Ladies and Gentlemen:


             I am returning herewith, without my approval, Substitute House Bill No. 1110 entitled:


                          "AN ACT Relating to the department of natural resources;"


             Substitute House Bill No. 1110 amends Department of Natural Resources (DNR) statutes and the Budget and Accounting Act to require DNR to report to the legislature on the implementation of any long-term land management agreements -- such as a Habitat Conservation Plan -- between DNR and the federal government. The bill also requires DNR to provide specific information related to these agreements along with its biennial budget. This information would include expenditures during the previous biennium, an analysis of the impact of the agreement on state lands, and funding requirements to implement the agreement in the next biennium.

             The specific information requested by this bill is unclear and is subject to misinterpretation and misunderstanding between DNR and the legislature. Rather than permanently amending the Budget and Accounting Act, the legislature can request that specific information be made available as part of the next biennial budget process. Although I am vetoing Substitute House Bill No. 1110, I request the legislature to include language clarifying its intent in the final DNR 1995-97 operating budget. This will provide the legislature with the information desired while avoiding a continuing requirement of DNR.

             For these reasons, I have vetoed Substitute House Bill No. 1110 in it entirety.


Respectfully submitted,

Mike Lowry, Governor


MOTION


             Representative Buck moved that Substitute House Bill No. 1110 do pass the House not withstanding the Governor's veto.


             Representatives Buck, Sheldon, Basich and Campbell spoke in favor of the motion and Representatives Jacobsen, Regala and Cole spoke against the motion.


             Representative Jacobsen again spoke against the motion.


             The Speaker stated the question to be final passage of Substitute House Bill No. 1110 do pass the House not withstanding the Governor's veto.


ROLL CALL


             The Clerk called the roll on the final passage of Substitute House Bill No. 1110 do pass the House not withstanding the Governor's veto, and the bill passed the House by the following vote: Yeas - 68, Nays - 25, Absent - 0, Excused - 5.

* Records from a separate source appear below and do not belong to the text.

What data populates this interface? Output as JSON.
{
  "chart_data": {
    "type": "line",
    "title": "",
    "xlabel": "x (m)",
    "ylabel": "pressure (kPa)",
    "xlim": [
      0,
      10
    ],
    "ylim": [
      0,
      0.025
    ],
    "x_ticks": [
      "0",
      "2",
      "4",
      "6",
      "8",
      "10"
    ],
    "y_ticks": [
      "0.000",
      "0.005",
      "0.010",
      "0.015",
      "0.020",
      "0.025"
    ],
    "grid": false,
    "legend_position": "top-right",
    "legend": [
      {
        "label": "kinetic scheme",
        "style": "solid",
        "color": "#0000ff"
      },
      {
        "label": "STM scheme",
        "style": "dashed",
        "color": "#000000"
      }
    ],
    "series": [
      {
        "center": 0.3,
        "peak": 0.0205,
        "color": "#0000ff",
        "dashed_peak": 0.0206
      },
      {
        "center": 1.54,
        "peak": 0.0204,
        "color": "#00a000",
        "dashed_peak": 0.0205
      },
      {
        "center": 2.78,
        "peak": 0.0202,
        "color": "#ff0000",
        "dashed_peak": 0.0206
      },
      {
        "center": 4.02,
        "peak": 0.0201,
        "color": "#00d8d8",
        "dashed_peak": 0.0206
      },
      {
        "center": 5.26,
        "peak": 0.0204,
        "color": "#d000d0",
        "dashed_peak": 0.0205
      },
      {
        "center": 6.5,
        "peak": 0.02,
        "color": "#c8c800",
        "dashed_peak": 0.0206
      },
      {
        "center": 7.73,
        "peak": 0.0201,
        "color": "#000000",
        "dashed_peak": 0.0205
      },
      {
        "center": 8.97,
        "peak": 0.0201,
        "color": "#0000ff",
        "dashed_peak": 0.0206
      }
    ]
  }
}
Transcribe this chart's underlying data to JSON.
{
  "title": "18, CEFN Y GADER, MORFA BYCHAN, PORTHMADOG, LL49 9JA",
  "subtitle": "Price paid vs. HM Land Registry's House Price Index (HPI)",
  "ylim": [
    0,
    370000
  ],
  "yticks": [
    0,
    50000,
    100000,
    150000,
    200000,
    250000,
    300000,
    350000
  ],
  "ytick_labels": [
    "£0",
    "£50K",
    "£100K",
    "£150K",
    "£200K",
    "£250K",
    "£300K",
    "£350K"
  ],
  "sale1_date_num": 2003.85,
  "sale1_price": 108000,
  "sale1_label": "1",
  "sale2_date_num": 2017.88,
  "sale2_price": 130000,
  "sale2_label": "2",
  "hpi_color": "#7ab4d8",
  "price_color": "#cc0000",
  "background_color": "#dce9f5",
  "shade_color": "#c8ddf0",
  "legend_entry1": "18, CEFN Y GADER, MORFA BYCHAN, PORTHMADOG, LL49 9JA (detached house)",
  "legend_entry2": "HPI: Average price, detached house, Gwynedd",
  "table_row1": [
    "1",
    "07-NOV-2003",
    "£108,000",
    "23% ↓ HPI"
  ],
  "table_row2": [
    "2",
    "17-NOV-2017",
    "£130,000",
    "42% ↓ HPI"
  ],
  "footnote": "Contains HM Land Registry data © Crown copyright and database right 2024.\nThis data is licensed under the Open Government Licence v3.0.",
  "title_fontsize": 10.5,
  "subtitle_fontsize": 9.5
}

             Voting yea: Representatives Backlund, Ballasiotes, Basich, Beeksma, Benton, Blanton, Boldt, Brumsickle, Buck, Cairnes, Campbell, Carlson, Carrell, Casada, Chandler, Chappell, Clements, Cooke, Crouse, Delvin, Dyer, Elliot, Foreman, Fuhrman, Goldsmith, Grant, Hankins, Hargrove, Hatfield, Hickel, Horn, Huff, Hymes, Johnson, Koster, Kremen, Lambert, Lisk, Mastin, McMahan, McMorris, Mielke, Mitchell, Morris, Pelesky, Pennington, Quall, Radcliff, Reams, Robertson, Schmidt, D., Schmidt, K., Schoesler, Sehlin, Sheahan, Sheldon, Sherstad, Silver, Skinner, Smith, Sterk, Stevens, Talcott, Thomas, B., Thomas, L., Thompson, Van Luven and Mr. Speaker - 68.

             Voting nay: Representatives Appelwick, Brown, Cody, Cole, Conway, Costa, Dickerson, Ebersole, Fisher, G., Fisher, R., Jacobsen, Mason, Ogden, Patterson, Poulsen, Regala, Romero, Rust, Scott, Sommers, Thibaudeau, Tokuda, Valle, Veloria and Wolfe - 25.

             Excused: Representatives Chopp, Dellwo, Honeyford, Kessler and Mulliken - 5.


             Substitute House Bill No. 1110, not withstanding the Governor's veto, having received the constitutional majority, was declared passed.


MOTION


             Representative Mielke moved that the Call of the House be dissolved. The motion was carried.


             There being no objection, the House advanced to the eleventh order of business.


MOTION


             On motion of Representative Mielke, the House adjourned until 10:00 a.m., Friday, May 19, 1995.